Separate your family’s business from personal assets

  • By Eddy Roddy Business Planning
  • Thursday, May 27, 2010 1:16pm

It’s an old saying but one that may be wiser today than ever: “East is east, and west is west; and never the twain shall meet.”

Suppose you’re Jack and Judy West, co-owners of Everett’s East Widgets. If the East account balance is too low to fund a business expense, you might be tempted to pay from your West personal account.

What business owner hasn’t done this, especially start-ups?

More importantly, how can you prevent the headaches of doing it? And how can you untangle business and personal assets to transfer a business within the family?

Mixing personal and business finances may be tempting, but it’s a bad idea. It attracts IRS attention, confuses your tax consultant and often shields you from knowing how East Widgets is really faring. It can jeopardize applications for either business or personal loans, such as home mortgage modifications or home equity loans.

Start by using separate accounts: a business checking account or credit card for business expenses, and personal accounts or cards for personal expenses. It seems obvious, but avoid the temptation to deposit money from a personal loan into your business account. And deposit only checks written to your business into your business account.

Incorporate or document the business as separate from you, with its own legal existence, tax ID number, books and records.

Many banks offer multiple types of business checking accounts, even for start-up organizations. Use your Social Security number and the account could be titled in your name DBA (“doing business as”) your company name. The DBA structure, however, precludes the tax and limited liability benefits of structures such as incorporations, or various partnerships, including LLCs.

Pay your salary from the business account into your personal account, setting your salary according to what works best for your business type.

A typical family business comprises 65 to 90 percent of your estate and is subject to taxes. Given that, business succession plans and estate plans can help reduce those taxes — and insurance is vital.

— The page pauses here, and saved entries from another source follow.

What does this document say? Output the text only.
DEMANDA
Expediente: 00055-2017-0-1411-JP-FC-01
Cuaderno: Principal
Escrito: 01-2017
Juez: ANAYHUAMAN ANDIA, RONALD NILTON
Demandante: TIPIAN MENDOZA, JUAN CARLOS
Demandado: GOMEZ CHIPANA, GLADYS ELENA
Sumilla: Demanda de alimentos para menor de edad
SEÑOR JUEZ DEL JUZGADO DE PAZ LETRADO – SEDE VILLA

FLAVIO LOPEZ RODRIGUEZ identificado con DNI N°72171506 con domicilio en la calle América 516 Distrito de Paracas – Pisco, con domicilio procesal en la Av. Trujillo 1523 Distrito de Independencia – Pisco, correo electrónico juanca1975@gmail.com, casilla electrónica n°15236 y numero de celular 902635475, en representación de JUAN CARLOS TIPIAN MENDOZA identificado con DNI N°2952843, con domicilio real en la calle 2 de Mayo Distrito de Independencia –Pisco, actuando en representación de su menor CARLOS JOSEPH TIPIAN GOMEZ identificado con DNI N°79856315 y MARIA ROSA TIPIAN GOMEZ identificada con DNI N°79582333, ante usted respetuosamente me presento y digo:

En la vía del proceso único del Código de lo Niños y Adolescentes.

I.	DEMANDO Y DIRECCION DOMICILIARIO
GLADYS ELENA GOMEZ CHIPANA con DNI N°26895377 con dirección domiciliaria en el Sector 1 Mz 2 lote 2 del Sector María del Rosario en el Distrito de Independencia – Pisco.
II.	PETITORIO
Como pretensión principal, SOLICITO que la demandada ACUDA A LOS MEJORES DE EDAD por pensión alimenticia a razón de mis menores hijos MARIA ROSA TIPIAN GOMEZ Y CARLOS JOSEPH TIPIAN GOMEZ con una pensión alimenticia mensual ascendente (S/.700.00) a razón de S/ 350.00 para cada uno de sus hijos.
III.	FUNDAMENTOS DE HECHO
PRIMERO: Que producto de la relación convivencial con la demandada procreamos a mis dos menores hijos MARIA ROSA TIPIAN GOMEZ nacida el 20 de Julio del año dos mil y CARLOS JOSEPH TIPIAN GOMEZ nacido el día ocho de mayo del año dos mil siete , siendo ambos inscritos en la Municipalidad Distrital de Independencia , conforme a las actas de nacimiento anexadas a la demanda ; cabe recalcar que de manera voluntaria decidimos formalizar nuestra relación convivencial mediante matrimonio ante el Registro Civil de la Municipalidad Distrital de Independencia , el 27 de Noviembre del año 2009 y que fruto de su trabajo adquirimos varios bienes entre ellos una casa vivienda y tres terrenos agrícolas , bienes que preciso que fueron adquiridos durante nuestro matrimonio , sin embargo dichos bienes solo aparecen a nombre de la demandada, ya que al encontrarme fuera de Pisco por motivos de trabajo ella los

Many businesses don’t implement succession plans, and many don’t survive as a result. A business succession plan outlines how a family-owned business will continue and is essential enough to merit the professional counsel and expertise of accountants, attorneys, bankers, business brokers, investment bankers and insurance experts.

Family-owned companies represent retirement savings for business owners, so owners must consider drawing funds from a business for retirement, typically through deferred compensation and consulting agreements or by selling the business. You can also use the business to minimize estate taxes.

Compensation is generally subject to ordinary income tax rates as high as 35 percent, far higher than the 15 percent rate on long-term gains from sale proceeds. How these tax issues play out depends on such factors as whether the business is an S-corporation, a C-corporation and/or an LLC. But reducing the value of a business will generally reduce the value of the business owner’s estate and therefore the taxes on it.

So if you’re Jack and Judy West, co-owners of East Widgets, each of you can give tax-free gifts, within limits, to your heirs, your heirs’ spouses and their children. This can remove significant value from an estate — and remember, the estate includes the value of East Widgets. If you wanted to sell East Widgets within your family, you can also reduce its value through discounts that compensate for lack of marketability, minority interest or lack of control; you can achieve this by dividing stock ownership.

You can also reduce the value of East Widgets through nonqualified deferred compensation to yourselves, leasing such assets as real estate or equipment (which increase productivity as well as operating expenses), indemnification fees, licensing and royalty fees (for intellectual property such as patents or copyrights), and Subchapter S dividends.

To keep your family-owned business in your family, develop a comprehensive business succession plan with professionals experienced in business transfer transactions.

As family-owned businesses begin to change hands in huge numbers with the retirement of baby boomer entrepreneurs, business succession planning has never been more important than now.